Olle, I believe we're thinking along the same lines, though your wording is probably better aligned with how things have been done historically in GGF. I'd just like to see a more streamlined process for rechartering for a new in-scope deliverable. I do agree its important to keep the currently chartered deliverables down to a small size. The fact there already seem to be 3 specs in progress, plus a need to do a scenarios and requirement document, does raise a concern. Blair
-----Original Message----- From: Olle Mulmo [mailto:mulmo@pdc.kth.se] Sent: Tuesday, April 25, 2006 1:09 AM To: Blair Dillaway Cc: Olle Mulmo; David Chadwick; ogsa Authz Subject: Re: [OGSA-AUTHZ] Revised Charter
On Apr 25, 2006, at 02:27, Blair Dillaway wrote:
Does this make sense? As should be evident, I'm in favor of a broadly scoped AuthZ WG charter that can accommodate multiple deliverables. Are there people who would prefer another approach?

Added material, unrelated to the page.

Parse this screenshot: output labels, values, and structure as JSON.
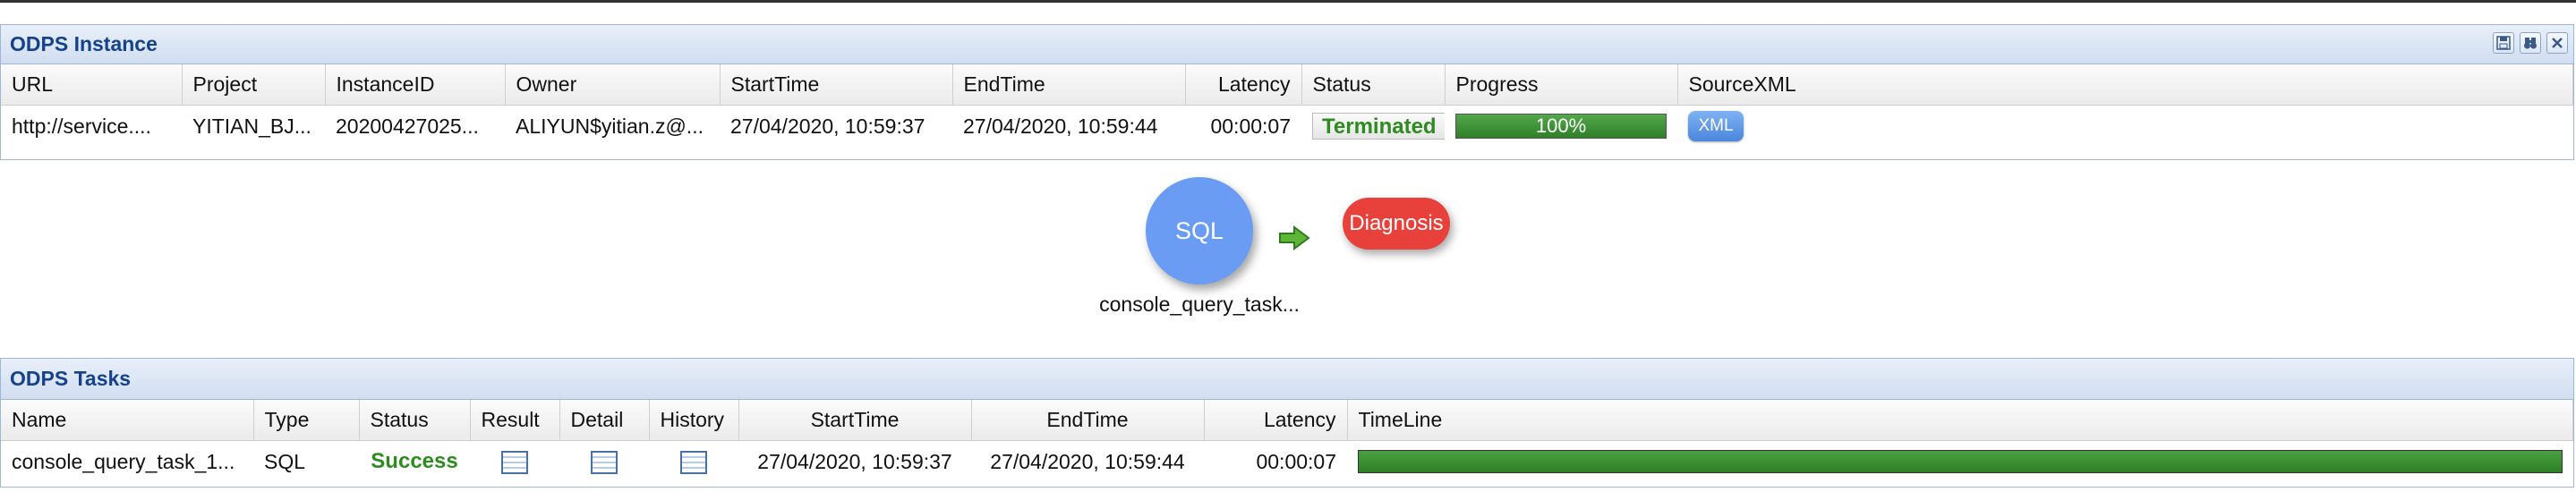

The only downside to that is the risk of spreading the workforce too thin, with too many things happening at once.
The approach most commonly used in GGF is to have a narrowly scoped charter with one or two deliverables only, crank on those documents, then recharter (or die). This resolves the group's common sense of urgency of various deliverables up front, as you have to pick and choose what to work on for the short-term.
For longer-lived groups, such a recharter-recharter-recharter strategy is often accompanied by some visionary outlook or roadmap though. Trying to be pragmatic and keep things simple, I don't see why that vision couldn't be described as a "background material" section as you suggest.
Bottom line: as long as the group is healthy, produce sensible output and stay focused on a few things at a time, then the charter doesn't really matter.